Le président élu n'a pas manqué d'asséner une petite tape sur la main de Macri en le faisant attendre plusieurs jours avant de le rappeler. Après tout, «business is business». La presse argentine a révélé qu'en plus des congratulations d'usage, l'appel aurait porté sur la construction d'une Trump Tower de 35 étages en plein Buenos Aires. Ce projet, d'un budget de 100 millions de dollars (95 millions d'euros) et mené par un groupe d'investisseurs proche de Trump, est actuellement en suspens faute d'autorisation de la ville. Le maire de Buenos Aires, Horacio Rodriguez Larreta, étant l'un des plus proches alliés de Mauricio Macri, la presse n'a pas tardé à évoquer de possibles passe-droits.
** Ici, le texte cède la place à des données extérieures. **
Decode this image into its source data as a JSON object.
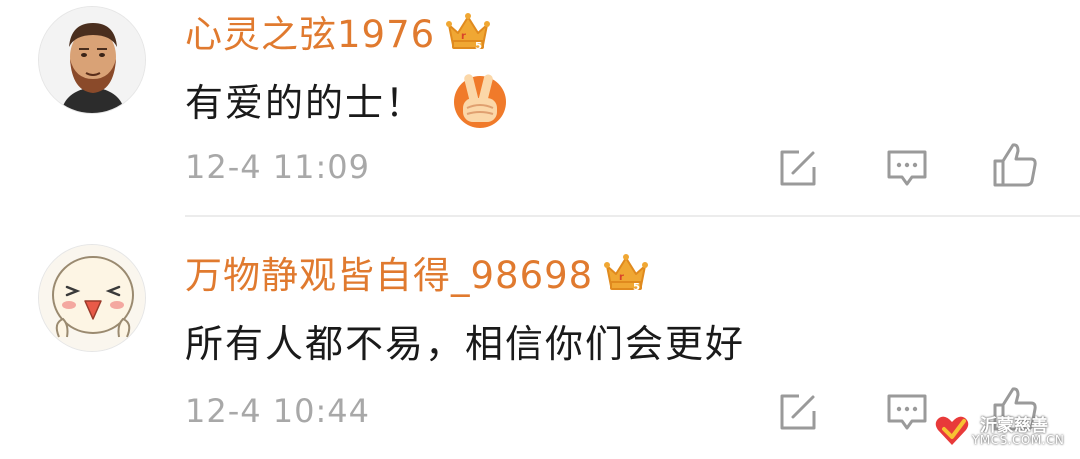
{
  "comments": [
    {
      "username": "心灵之弦1976",
      "text": "有爱的的士！",
      "timestamp": "12-4 11:09",
      "avatar_icon": "bearded-man-avatar",
      "badge_icon": "vip-crown-icon",
      "emoji_icon": "victory-hand-emoji"
    },
    {
      "username": "万物静观皆自得_98698",
      "text": "所有人都不易，相信你们会更好",
      "timestamp": "12-4 10:44",
      "avatar_icon": "cartoon-face-avatar",
      "badge_icon": "vip-crown-icon"
    }
  ],
  "actions": [
    "repost-icon",
    "reply-icon",
    "like-icon"
  ],
  "colors": {
    "username": "#e07a2f",
    "timestamp": "#a8a8a8",
    "text": "#1a1a1a",
    "icon": "#9a9a9a",
    "crown": "#f0a733"
  },
  "watermark": {
    "title": "沂蒙慈善",
    "url": "YMCS.COM.CN"
  }
}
Des accusations démenties par les deux parties. Macri a par ailleurs insisté sur le fait qu'il avait pu parler à la fille de Donald Trump, Ivanka, non pas en sa qualité d'actrice clé dans l'entreprise familiale, mais parce qu'il l'avait connue enfant.

Les deux hommes, tous deux héritiers de fortunes nées de l’immobilier avant d’entrer en politique, sont en effet loin d’être des inconnus l’un pour l’autre. De 1979 à 1984, les deux familles s’étaient alliées pour que le groupe Trump construise à New York une tour de 150 étages sur un terrain acheté par le père du président argentin, l’homme d’affaires Franco Macri. Le projet n’a pas abouti mais a créé des liens entre les deux clans et bientôt, les Trump passaient des vacances chez les Macri, dans leurs propriétés de la province de Buenos Aires ou de Punta del Este, la cité balnéaire ultrachic uruguayenne.

Colère noire

Ces visites sont relatées dans les mémoires de Franco Macri, qui y raconte aussi qu'à la suite d'une défaite au golf contre Mauricio, Donald était entré dans une colère noire et avait brisé tous les clubs de son rival. Sans rancune : Trump est en train de construire à Punta del Este une tour d'appartements de luxe. «Vous voyez comme les planètes sont alignées ? ne craint pas d'assurer Felipe Yaryura, le principal associé des Trump en Argentine. Macri cherche des investisseurs étrangers et Trump souhaite s'introduire en Amérique du Sud…» Au-delà de leur rivalité, le futur locataire de la Maison Blanche pourrait bien avoir un allié en celui de la Maison Rose, le palais présidentiel argentin.